Na quarentena, tudo foi muito difícil. Tive que enfrentar aulas chatíssimas, embora sentimentos de vazio e de anedonia me preenchessem. Com isso, fui sufocada pela toxicidade do excesso de obrigação . Nesse abismo, eu caí alguns dias, sem que minha cabana metafórica estivesse consolidada. Por isso, eu estava frágil não sabendo lidar com inúmeras incertezas, nem com a sensação de que minha vida estava sendo vivida errada. Sentia que havia algo muito maior do que eu e do que todas as pequenas coisas banais que eu fazia. Isso é bobo, eu sei, pois a maioria das pessoas só vive, sem pensar, e desfruta de ações que lhes conferem pequenos prazeres. Para eles, isso é o suficiente. Mas para mim, nada tem sido reconfortante ao ponto de me fazer sentir completa.
Foi assim que cheguei ao LabHum. Na verdade, quase não cheguei, pois perdi as duas primeiras reuniões e, depois, fiquei com vergonha de aparecer do nada. Todavia, minha amiga me contou o quanto à experiência de participar dos encontros foi boa para ela e me encorajou a participar. Então, mandei um e-mail para o Yuri, com muita culpa e vergonha, mas ele foi super simpático, dizendo que eu poderia participar das atividades. Terminei a leitura que eu já tinha começado e isso foi muito rápido, pois minha curiosidade foi aguçada pelas desventuras de Holden e pelo fato de minha identificação com o personagem ter crescido exponencialmente.
Nesse cenário de emoções afloradas, senti que minhas falas não foram muito consistentes nas reuniões. Isso me deixava chateada, visto que eu sabia o que dizer, mas não conseguia me expressar adequadamente. Contudo, esse sentimento foi se dissipando, à medida que as discussões me agregavam reflexões muito proveitosas para mim mesma.

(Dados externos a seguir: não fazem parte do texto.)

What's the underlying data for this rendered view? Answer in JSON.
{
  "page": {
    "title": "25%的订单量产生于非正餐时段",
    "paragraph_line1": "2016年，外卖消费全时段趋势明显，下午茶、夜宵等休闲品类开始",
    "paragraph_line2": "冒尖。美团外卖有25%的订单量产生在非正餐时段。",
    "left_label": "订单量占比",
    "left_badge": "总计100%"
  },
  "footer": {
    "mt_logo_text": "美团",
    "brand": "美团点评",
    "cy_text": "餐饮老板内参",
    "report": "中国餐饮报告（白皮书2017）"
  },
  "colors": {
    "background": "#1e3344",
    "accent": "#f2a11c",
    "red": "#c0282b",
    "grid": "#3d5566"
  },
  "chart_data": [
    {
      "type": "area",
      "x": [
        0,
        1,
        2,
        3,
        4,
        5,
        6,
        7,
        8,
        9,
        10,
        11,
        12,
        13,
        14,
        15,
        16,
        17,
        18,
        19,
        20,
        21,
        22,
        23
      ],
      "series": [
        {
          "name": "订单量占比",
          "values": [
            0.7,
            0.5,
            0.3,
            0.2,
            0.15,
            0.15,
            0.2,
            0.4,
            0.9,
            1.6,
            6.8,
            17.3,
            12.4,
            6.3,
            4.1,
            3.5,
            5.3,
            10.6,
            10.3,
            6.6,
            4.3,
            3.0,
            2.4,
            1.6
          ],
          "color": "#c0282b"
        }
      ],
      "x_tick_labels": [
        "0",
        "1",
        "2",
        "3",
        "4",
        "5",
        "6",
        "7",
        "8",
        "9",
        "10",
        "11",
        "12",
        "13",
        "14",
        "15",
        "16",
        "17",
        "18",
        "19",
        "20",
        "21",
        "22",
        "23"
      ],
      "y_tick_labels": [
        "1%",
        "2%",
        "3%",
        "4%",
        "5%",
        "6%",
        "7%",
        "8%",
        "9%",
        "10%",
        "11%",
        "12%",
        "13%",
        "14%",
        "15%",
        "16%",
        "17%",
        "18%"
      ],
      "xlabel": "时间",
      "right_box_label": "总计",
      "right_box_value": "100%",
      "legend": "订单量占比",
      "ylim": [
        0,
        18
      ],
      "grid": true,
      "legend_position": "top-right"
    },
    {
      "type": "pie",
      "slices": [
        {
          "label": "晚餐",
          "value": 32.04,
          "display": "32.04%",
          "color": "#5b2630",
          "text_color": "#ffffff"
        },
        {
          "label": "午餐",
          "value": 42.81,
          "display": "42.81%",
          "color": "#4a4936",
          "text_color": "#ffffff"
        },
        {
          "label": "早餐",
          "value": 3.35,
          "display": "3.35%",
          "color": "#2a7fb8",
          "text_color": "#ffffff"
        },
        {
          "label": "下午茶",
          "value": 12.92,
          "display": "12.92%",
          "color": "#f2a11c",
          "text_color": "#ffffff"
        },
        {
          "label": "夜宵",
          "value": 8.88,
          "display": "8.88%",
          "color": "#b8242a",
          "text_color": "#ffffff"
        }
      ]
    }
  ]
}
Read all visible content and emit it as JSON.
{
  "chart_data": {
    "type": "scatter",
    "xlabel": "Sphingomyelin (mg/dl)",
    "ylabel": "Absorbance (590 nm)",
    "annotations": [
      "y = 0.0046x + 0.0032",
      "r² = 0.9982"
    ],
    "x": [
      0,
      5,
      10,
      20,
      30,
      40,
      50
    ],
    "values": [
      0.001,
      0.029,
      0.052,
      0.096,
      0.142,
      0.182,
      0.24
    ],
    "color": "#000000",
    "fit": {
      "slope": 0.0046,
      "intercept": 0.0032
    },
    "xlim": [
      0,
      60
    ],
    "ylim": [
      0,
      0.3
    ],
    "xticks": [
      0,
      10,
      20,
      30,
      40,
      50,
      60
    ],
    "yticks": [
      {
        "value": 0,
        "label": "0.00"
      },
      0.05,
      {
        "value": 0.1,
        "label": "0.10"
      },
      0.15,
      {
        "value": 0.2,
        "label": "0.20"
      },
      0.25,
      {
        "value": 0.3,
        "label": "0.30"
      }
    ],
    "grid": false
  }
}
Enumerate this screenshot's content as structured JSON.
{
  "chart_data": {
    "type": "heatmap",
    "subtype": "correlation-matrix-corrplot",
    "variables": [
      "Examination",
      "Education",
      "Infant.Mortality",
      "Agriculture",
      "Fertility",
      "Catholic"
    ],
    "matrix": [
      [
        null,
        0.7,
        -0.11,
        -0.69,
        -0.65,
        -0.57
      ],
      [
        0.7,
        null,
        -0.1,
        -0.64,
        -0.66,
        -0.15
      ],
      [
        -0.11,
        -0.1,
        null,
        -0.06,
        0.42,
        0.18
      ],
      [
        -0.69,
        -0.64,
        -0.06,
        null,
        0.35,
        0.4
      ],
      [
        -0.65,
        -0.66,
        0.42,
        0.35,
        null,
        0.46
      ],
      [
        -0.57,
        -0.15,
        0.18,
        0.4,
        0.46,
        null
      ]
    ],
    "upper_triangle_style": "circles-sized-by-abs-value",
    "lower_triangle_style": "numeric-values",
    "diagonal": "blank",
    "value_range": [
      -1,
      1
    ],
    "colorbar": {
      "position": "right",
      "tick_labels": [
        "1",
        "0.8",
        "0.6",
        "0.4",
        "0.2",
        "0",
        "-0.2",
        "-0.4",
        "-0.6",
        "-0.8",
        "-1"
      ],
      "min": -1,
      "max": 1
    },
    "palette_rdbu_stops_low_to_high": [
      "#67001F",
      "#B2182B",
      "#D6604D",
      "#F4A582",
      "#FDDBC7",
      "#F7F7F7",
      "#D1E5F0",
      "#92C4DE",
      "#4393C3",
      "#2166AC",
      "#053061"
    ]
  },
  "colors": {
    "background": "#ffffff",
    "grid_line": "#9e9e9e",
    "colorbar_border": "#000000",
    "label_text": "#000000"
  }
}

Assim, me vi no Holden e, dessa forma, concluí que não gostaria de acabar como ele, apesar de todas as dificuldades que eu tive em cumprir com as tarefas acadêmicas. Como uma espécie de “Holden maduro”, aprendi que preciso ponderar e ir além, ao mesmo tempo. Afinal, não quero morrer lutando gloriosamente por uma causa, pois me contento em viver humildemente por ela. Então, quero montar minha cabana de modo que ela seja um lugar para descanso de férias, ao invés de um lugar de refúgio permanente da sociedade caótica. Para isso , devo alimentar minha mente com autoconhecimento . No LabHum , aprendemos isso ...autoconhecimento e compreensão sobre o outro . Lá podemos refletir e deixar de lado o mecanicismo que provém das incontáveis obrigações diárias . Assim , não cairei no abismo , pois minha cabana é segura . Ela é feita de pensamentos positivos, descobertas sobre mim mesma e sobre o mundo, reflexões, leituras, de afeto e de coragem. Não é fácil construí-la, porque há o sufocamento do tanto a fazer, em contraste com a escassez de experiências lá de fora e de aqui de dentro, da mente e do coração. Mas quando a cabana estiver pronta, poderei me abrigar. Ela é uma “apanhadora”, que está lá para me segurar, mesmo que eu tropece à beira do abismo.